NATO'nun kağıt üzerinde kusursuz görünen savunma planları, acı bir gerçeği gözler önüne seriyor: Strateji harika, ama iş uygulamaya gelince ortada yeterli asker yok. Özellikle Rusya'ya sınırı olan Baltık ülkeleri ve Polonya için hazırlanan bu planlar, adeta bir hayal ürünü gibi duruyor.
Peki neden? Çünkü bu planları hayata geçirecek birliklerin neredeyse tamamı halihazırda başka görevlerde.

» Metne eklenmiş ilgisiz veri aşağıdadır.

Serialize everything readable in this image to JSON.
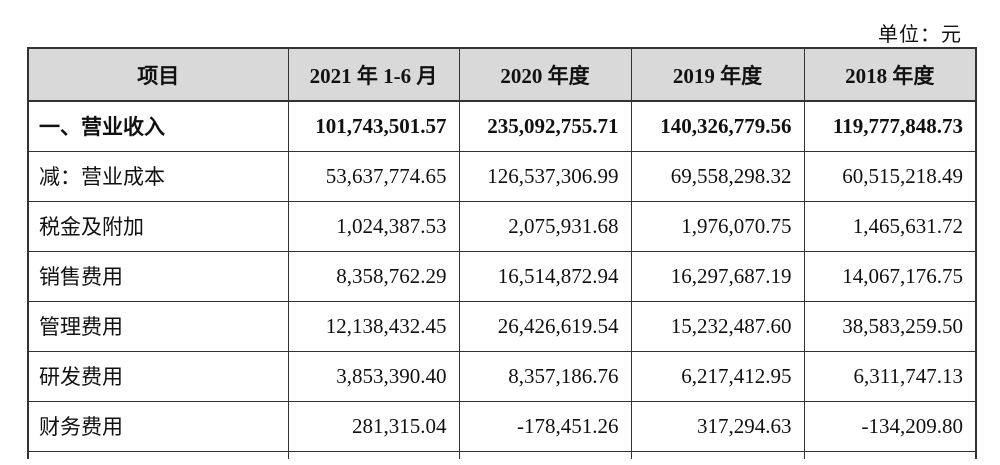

Yani, bir kriz anında 'Hadi buyurun' denildiğinde, karşılık verecek güç bulunamayabilir. Durum gerçekten iç açıcı değil.
Plana Rağmen Gerçeklik: Asker Yok!
Olayın can alıcı noktası şu: NATO, her ülke için titizlikle hazırlanmış savunma planlarına sahip. Fakat bu planlarda görev alması öngörülen birliklerin listesi, bir tür 'hayali varlık' gibi. Zira söz konusu birimlerin büyük çoğunluğu, planlanan operasyonun dışında, farklı bölgelerde konuşlu durumda. Kısacası, 'laf bol, ama icraat yok' sözünü hatırlatırcasına bir tablo ile karşı karşıyayız.
Bu durum, özellikle Rusya tehdidi altında hisseden Estonya, Letonya, Litvanya ve Polonya gibi ülkelerde ciddi bir endişe kaynağı. Onlar için NATO'nun savunma garantisi, somut askeri varlığa bağlı. Kağıt üstündeki taahhütler yetmiyor.
Çözüm Arayışları ve Zorluklar
Peki, bu açık nasıl kapanacak? Askeri yetkililer, bu devasa boşluğu doldurmak için çeşitli formüller üzerinde kafa yoruyor. Ancak işin içinden çıkmak o kadar kolay değil. Mevcut askeri kapasite, dünyanın dört bir yanındaki potansiyel krizlere yetişmek için zaten yetersiz kalıyor. Yeni bir cephe daha eklemek, kaynakları iyice zorlayacak gibi görünüyor.
Sonuç olarak, NATO'nun doğu kanadındaki savunma planları, güçlü bir niyet beyanı olsa da, pratikte ciddi bir askerî envanter sorunuyla karşı karşıya. Durum, ittifakın gerçek bir sınav verip veremeyeceği sorusunu akıllara getiriyor. Bekleyip göreceğiz.